Thanks for your fast response!
But as you mentioned, still we need some heavy lifting. Then what is really benefits of Ingest?

Also can give me some example codes to do this?

I have used the base64 command on the shell previously, I haven't really worked with large amounts of binary docs to automate it further sorry.

It can be used for more than PDFs :slight_smile:

Have a look at FSCrawler project. It exposes a REST endpoint where you can simply upload your binary file.

1 Like

I don't have upload problem, they are already uploaded.

Also if other plugins needed, then what is the benefits of Ingest?

They are uploaded where?

As I said, it is a Wordpress site and pdf files are attached to the post using custom fields.
So they are on the server and have a known path.

If you want to search for them, you need to index them.
One way or another you need to send their content to elasticsearch.

  • You can extract yourself the content and just send what you want to index to elasticsearch.
  • You can send the binary BASE64 to elasticsearch ingest which will do the extraction
  • You can send the binary to FSCrawler which will do the extraction before sending to elasticsearch

Yes I know I must extract content and index binaries.
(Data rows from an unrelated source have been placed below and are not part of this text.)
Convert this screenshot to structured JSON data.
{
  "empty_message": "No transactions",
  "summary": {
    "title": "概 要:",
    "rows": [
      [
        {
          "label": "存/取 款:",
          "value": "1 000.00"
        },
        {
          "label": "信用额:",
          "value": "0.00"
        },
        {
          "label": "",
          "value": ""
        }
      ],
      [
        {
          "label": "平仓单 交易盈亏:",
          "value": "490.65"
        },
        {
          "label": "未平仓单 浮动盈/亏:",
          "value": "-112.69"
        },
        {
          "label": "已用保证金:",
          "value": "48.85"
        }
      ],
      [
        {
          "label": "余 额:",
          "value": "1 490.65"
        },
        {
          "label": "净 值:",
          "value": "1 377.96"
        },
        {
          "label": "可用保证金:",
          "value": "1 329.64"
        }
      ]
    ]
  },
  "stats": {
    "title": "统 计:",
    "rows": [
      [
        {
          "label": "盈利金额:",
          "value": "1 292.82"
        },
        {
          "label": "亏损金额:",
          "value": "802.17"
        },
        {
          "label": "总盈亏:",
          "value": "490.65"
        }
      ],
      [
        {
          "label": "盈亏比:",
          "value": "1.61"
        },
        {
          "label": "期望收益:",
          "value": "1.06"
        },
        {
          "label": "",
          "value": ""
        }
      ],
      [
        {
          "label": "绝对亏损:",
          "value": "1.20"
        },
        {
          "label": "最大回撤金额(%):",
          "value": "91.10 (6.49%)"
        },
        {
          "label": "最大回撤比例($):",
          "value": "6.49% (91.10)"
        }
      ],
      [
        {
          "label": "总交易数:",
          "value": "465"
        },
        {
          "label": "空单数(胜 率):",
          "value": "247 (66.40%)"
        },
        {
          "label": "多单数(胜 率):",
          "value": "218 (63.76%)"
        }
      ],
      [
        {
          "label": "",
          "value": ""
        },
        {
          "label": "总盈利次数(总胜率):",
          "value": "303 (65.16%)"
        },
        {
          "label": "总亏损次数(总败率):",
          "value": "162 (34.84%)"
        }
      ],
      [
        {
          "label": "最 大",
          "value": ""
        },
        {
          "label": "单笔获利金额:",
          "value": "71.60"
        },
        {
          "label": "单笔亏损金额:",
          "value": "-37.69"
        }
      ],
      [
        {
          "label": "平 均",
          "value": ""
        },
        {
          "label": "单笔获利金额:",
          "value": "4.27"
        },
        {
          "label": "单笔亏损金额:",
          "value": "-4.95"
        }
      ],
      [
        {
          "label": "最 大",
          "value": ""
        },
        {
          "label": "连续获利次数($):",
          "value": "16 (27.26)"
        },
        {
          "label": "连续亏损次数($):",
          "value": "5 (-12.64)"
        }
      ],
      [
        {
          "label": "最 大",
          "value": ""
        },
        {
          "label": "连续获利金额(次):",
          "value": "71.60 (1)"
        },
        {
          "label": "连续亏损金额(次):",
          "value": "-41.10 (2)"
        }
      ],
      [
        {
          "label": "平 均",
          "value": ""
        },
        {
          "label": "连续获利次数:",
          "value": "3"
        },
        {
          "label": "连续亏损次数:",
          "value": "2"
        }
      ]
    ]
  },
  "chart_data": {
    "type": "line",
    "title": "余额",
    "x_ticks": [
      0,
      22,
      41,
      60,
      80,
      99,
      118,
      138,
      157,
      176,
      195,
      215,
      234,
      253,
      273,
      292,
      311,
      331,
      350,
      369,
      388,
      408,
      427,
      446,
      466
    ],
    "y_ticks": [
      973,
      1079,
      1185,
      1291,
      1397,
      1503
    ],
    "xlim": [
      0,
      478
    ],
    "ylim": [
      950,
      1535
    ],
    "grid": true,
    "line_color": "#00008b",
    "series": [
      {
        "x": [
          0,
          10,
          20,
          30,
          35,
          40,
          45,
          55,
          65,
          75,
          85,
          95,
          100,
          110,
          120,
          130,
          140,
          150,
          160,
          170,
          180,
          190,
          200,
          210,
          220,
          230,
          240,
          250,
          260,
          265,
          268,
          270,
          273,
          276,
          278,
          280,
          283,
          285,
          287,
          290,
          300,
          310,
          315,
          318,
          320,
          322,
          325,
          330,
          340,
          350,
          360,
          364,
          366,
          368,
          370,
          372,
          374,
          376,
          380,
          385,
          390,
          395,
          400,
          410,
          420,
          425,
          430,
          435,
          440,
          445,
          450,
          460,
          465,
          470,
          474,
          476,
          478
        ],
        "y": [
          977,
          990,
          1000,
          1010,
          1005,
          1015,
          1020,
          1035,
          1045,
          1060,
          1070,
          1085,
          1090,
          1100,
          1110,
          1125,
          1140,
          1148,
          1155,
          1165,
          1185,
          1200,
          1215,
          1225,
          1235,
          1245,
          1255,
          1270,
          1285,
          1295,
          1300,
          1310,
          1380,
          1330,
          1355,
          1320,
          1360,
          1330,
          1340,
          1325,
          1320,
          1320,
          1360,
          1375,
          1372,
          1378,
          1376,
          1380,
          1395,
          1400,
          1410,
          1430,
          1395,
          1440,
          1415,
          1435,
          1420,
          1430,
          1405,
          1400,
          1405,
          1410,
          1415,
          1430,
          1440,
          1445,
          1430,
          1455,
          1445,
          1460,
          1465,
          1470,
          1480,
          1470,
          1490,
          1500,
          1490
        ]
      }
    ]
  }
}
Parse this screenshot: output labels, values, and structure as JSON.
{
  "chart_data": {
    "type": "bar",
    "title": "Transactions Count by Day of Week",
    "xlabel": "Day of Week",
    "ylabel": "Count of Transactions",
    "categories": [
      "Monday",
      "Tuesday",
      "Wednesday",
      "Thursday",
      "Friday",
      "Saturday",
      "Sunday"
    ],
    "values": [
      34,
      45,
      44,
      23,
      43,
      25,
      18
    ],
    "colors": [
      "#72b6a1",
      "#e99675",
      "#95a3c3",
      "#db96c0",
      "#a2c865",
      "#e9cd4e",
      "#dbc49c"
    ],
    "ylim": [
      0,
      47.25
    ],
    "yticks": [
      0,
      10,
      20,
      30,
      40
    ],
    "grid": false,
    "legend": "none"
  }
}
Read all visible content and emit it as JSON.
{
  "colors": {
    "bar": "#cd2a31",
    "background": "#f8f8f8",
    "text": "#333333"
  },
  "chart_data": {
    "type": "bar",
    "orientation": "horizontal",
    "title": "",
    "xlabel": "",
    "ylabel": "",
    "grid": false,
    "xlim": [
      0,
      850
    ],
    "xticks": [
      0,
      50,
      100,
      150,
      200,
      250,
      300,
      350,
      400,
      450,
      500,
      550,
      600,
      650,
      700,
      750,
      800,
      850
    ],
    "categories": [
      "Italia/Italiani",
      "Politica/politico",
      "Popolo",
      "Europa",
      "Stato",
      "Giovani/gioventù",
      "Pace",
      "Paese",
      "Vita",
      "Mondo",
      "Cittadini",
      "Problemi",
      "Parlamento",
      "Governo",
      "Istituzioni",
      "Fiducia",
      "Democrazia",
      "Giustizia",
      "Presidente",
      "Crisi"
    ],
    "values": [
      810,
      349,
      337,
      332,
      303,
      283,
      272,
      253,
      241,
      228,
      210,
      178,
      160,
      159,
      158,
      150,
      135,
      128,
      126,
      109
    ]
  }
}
Then from what I'v got, it isn't simply give file path to Ingest (of course after creating pipeline and mapping) and Ingest do the extraction?

Also binary must be BASE64 formatted?

No. Elasticsearch never fetches data from a source. You have to push it.
Note that you can write your own plugin which fetches it if you wish.

This topic was automatically closed 28 days after the last reply. New replies are no longer allowed.